Sur un marché homogène et tiré vers le bas, les opérateurs cherchent à faire la différence en digitalisant leurs services clients.

Longtemps vus comme un centre de coût et non de valeur, les opérateurs commencent à digitaliser leurs centres d'appels.
Longtemps vus comme un centre de coût et non de valeur, les opérateurs commencent à digitaliser leurs centres d'appels. (Shutterstock)

Par Raphaël Balenieri

Publié le 18 févr. 2019 à 16:22Mis à jour le 19 févr. 2019 à 10:14

Assise à son bureau, casque téléphonique sur la tête, Sandra, la petite quarantaine, prend au fil de l'eau les appels émis par les 19 millions de clients de Bouygues Telecom. A Saint-Pierre-des-Corps, une petite commune près de Tours où se trouve l'un des six centres d'appels métropolitains de l'opérateur, 232 autres télévendeurs répètent comme elle le même geste à travers les étages. En moyenne, chaque conseiller gère 40 appels par jour. Chacun dure huit minutes.

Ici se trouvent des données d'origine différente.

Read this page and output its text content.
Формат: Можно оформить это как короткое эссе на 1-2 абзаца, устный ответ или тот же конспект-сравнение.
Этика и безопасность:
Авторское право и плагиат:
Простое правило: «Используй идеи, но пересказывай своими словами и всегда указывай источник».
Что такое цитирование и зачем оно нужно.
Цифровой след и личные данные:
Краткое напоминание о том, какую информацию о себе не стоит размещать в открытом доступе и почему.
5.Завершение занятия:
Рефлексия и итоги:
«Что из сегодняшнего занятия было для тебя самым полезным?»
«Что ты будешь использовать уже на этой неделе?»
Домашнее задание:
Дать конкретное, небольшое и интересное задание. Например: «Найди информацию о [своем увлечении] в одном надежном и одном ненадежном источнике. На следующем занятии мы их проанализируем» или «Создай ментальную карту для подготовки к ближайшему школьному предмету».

Clins d'oeil à la météo ou à sa propre situation familiale, petites pointes d'humour, politesse de rigueur… L'empathie et le naturel de Sandra tranchent avec l'image stéréotypée du téléconseiller « robotique » prenant les appels à la chaîne. Pourtant, son métier s'est lui aussi beaucoup digitalisé, à la faveur d'un grand mouvement de modernisation dans les centres d'appels des télécoms. En 2020, selon Gartner, 85 % des relations entre les entreprises et leurs clients (tous secteurs confondus) seront gérées par des machines.

Routage affinitaire

Chatbots, routage « affinitaire », intelligence artificielle : pour se démarquer sur un marché de plus en plus homogène et tiré vers le bas, avec des offres fixe et mobile à prix cassés, les opérateurs télécoms essaient à présent de faire la différence avec de meilleurs services clients.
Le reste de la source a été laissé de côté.